[Verano de 135 d.C] Esta vez fue realmente el fin. La tierra había quedado arrasada en tres años de enconada guerra; la mayor parte de las ciudades estaban destruidas; la mayoría de los habitantes habían sido muertos. La historia de la antigua tierra de Canaán llegó a su fin, pues todos los pueblos asociados a ella habían desaparecido o habían quedado reducidos a la insignificancia. En su suelo todavía ocurrirían muchos grandes sucesos, pero en ellos intervendrían hombres e ideas externos.
Pero el judaísmo sobrevivió, en Galilea, en muchas ciudades del Imperio y fuera del Imperio, en los valles del Tigris y del Éufrates. En todas partes era una pequeña minoría impotente y objeto de sospechas y odio; pero permaneció viva a lo largo de dieciocho siglos más de constantes persecuciones, a veces increíblemente brutales.

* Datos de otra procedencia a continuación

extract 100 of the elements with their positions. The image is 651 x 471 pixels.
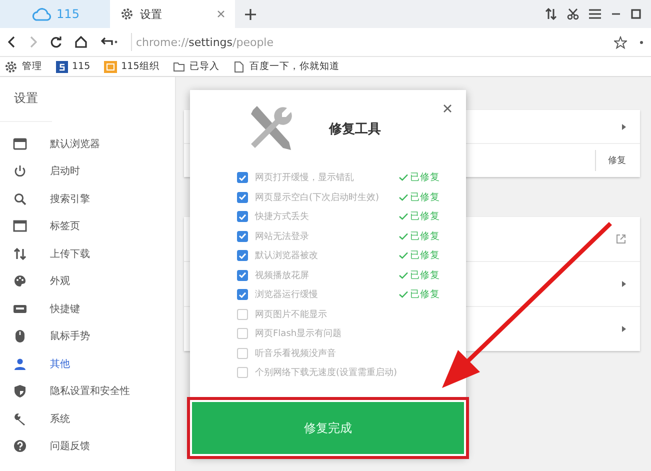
sidebar-item[interactable]: 隐私设置和安全性 (0, 378, 175, 405)
chevron-right-icon[interactable] (622, 124, 626, 130)
checkbox[interactable] (237, 172, 248, 184)
repair-item-label: 浏览器运行缓慢 (255, 288, 319, 302)
sidebar-item[interactable]: 系统 (0, 405, 175, 432)
repair-item-label: 个别网络下载无速度(设置需重启动) (255, 366, 398, 380)
chevron-right-icon[interactable] (622, 326, 626, 332)
dialog-title: 修复工具 (329, 121, 381, 138)
checkbox[interactable] (237, 192, 248, 203)
checkbox[interactable] (237, 250, 248, 262)
s-logo-icon (56, 60, 68, 72)
repair-item-label: 听音乐看视频没声音 (255, 348, 337, 360)
browser-window-icon (13, 136, 27, 151)
check-icon (399, 252, 408, 260)
check-icon (239, 214, 246, 220)
up-down-arrows-icon (13, 246, 27, 261)
check-icon (399, 291, 408, 298)
check-icon (239, 174, 246, 181)
check-icon (239, 272, 246, 278)
shield-icon (13, 384, 27, 398)
repair-button[interactable]: 修复 (595, 150, 626, 171)
home-icon[interactable] (75, 36, 87, 48)
check-icon (399, 232, 408, 240)
power-icon (13, 164, 27, 178)
gear-icon (120, 7, 134, 21)
maximize-icon[interactable] (631, 9, 641, 19)
person-icon (13, 356, 27, 371)
sidebar-title: 设置 (0, 77, 52, 122)
checkbox[interactable] (237, 230, 248, 242)
scissors-icon[interactable] (567, 8, 579, 20)
bookmark-link[interactable]: 已导入 (173, 60, 220, 73)
check-icon (239, 292, 246, 298)
page-icon (233, 60, 246, 72)
external-link-icon[interactable] (616, 234, 626, 244)
bookmark-link[interactable]: 115组织 (104, 60, 160, 73)
palette-icon (13, 274, 27, 288)
repair-status: 已修复 (410, 210, 440, 224)
bookmark-link[interactable]: 115 (56, 60, 90, 72)
checkbox[interactable] (237, 270, 248, 281)
new-tab-icon[interactable] (245, 8, 256, 20)
sidebar-item[interactable]: 问题反馈 (0, 432, 175, 460)
close-tab-icon[interactable] (217, 10, 225, 18)
repair-item-label: 网页打开缓慢，显示错乱 (255, 172, 355, 184)
sidebar-item[interactable]: 上传下载 (0, 240, 175, 268)
help-icon (13, 439, 27, 454)
sidebar-item[interactable]: 默认浏览器 (0, 130, 175, 158)
back-icon[interactable] (8, 36, 16, 48)
repair-item-label: 快捷方式丢失 (255, 210, 310, 224)
search-icon (13, 192, 27, 206)
repair-status: 已修复 (410, 268, 440, 282)
sidebar-item[interactable]: 鼠标手势 (0, 322, 175, 350)
sidebar-item[interactable]: 标签页 (0, 212, 175, 240)
checkbox[interactable] (237, 367, 248, 378)
undo-icon[interactable] (100, 36, 118, 48)
check-icon (399, 213, 408, 220)
browser-tab[interactable]: 设置 (110, 0, 235, 28)
folder-icon (173, 60, 186, 72)
repair-status: 已修复 (410, 249, 440, 262)
check-icon (239, 194, 246, 200)
repair-status: 已修复 (410, 288, 440, 302)
repair-item-label: 视频播放花屏 (255, 270, 310, 282)
repair-item-label: 默认浏览器被改 (255, 250, 319, 262)
sidebar-item[interactable]: 快捷键 (0, 295, 175, 322)
checkbox[interactable] (237, 328, 248, 340)
check-icon (399, 194, 408, 201)
sidebar-item[interactable]: 启动时 (0, 158, 175, 185)
check-icon (399, 272, 408, 279)
url-field[interactable]: chrome://settings/people (131, 33, 601, 51)
mouse-icon (13, 329, 27, 344)
up-down-arrows-icon[interactable] (545, 8, 557, 20)
checkbox[interactable] (237, 289, 248, 300)
repair-item-label: 网页图片不能显示 (255, 308, 328, 321)
star-icon[interactable] (614, 36, 627, 48)
menu-icon[interactable] (589, 9, 601, 19)
sidebar-item[interactable]: 其他 (0, 350, 175, 378)
check-icon (399, 174, 408, 182)
cloud-icon (30, 6, 51, 22)
chevron-right-icon[interactable] (622, 281, 626, 287)
check-icon (239, 233, 246, 240)
dropdown-dot-icon[interactable] (640, 40, 643, 44)
bookmark-link[interactable]: 百度一下，你就知道 (233, 60, 340, 73)
sidebar-item[interactable]: 外观 (0, 268, 175, 295)
checkbox[interactable] (237, 308, 248, 320)
reload-icon[interactable] (50, 36, 62, 48)
checkbox[interactable] (237, 348, 248, 359)
wrench-icon (13, 412, 27, 426)
repair-item-label: 网站无法登录 (255, 230, 310, 243)
org-icon (104, 60, 118, 72)
bookmark-link[interactable]: 管理 (4, 60, 42, 74)
repair-status: 已修复 (410, 230, 440, 243)
repair-status: 已修复 (410, 171, 440, 184)
repair-item-label: 网页Flash显示有问题 (255, 328, 343, 340)
checkbox[interactable] (237, 211, 248, 222)
repair-status: 已修复 (410, 190, 440, 204)
tab-page-icon (13, 219, 27, 234)
repair-item-label: 网页显示空白(下次启动时生效) (255, 192, 380, 204)
sidebar-item[interactable]: 搜索引擎 (0, 185, 175, 212)
gear-icon (4, 60, 18, 74)
check-icon (239, 252, 246, 259)
close-icon[interactable] (443, 104, 452, 113)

En cierto modo, hasta podría decirse que obtuvo la victoria. La tierra de Canaán, que tantas contribuciones había hecho a la historia de la civilización –las ciudades, el comercio marítimo, la alfarería, el alfabeto- aún haría otro. Después de luchar y sobrevivir contra todos sus enemigos –filisteos, asirios, caldeos y griegos-, parecía que finalmente los romanos habían borrado a los judíos como nacionalidad. Pero los judíos se mantuvieron durante el tiempo suficiente para completar el judaísmo hasta el punto en que el cristianismo pudo formarse a partir de él. Y el cristianismo, que surgió de la muerte de un predicador judío y de la actividad misionera de otro predicador judío, finalmente conquistó Roma y todo el mundo occidental.